Hawkins’ analysis of education, defence and local government expenditure isn’t any more rational. If there are a lot of them, there must be too many. If it costs a lot it must be too much. Programs such as Sure Start are dismissed without any expert analysis of their benefits relative to cost. For others ‘[t]here should be more economic ways of tackling the problem’, but we are not informed what these might be, since it is clear that the author does not know.
Some of Hawkins’ final sallies are toward the devolved administrations of Scotland, Wales and Northern Ireland. The per-capita differences in spending between these and England are ‘anomalies’ with no apparent justification in terms of different needs or geographical features. The Barnett formula (by which Scotland, Wales and Ireland receive equivalent per capita uplifts in funding as for the UK in general) is ‘outdated’, yet no alternative is discussed. He objects to the idea that ‘the UK taxpayer generally – finance the subsidized services that are currently not available outside Scotland.’ Well, he would be right to object to it, if it were true. But it’s nonsense. All subsidized services in Scotland are financed out of the annually fixed block grant. If Scotland opts to use some of this funding to subsidise some services then it cannot pay for others. These are the realities of devolved democracy.

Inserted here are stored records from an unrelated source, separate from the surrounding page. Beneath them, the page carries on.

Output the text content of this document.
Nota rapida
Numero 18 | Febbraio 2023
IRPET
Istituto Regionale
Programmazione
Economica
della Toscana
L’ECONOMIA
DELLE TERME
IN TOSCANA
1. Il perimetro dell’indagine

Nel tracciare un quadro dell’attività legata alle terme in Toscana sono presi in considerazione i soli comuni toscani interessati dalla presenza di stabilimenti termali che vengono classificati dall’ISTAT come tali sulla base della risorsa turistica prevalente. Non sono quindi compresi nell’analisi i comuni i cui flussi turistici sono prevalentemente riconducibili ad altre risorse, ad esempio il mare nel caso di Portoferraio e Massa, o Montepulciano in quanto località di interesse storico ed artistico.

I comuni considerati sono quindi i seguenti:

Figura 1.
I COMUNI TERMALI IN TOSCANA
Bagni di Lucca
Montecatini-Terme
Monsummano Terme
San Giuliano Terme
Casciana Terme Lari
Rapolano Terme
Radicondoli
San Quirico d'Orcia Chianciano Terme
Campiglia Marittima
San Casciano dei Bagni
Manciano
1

The most shocking, perhaps, of Hawkins’ suggestions is that the UK should renege on its promise to provide 0.7% of GDP for Overseas Aid. I wonder what the author of the Theory of the Moral Sentiments would have made of this abrogation of our obligations to the world’s most deserving of sympathy.
Taken together, these two documents from the Adam Smith Institute are poorly argued, analysis-free and irrationally biased against public sector provision. The man whose detailed analysis produced the work of genius that is The Wealth of Nations would be horrified at their production in his name.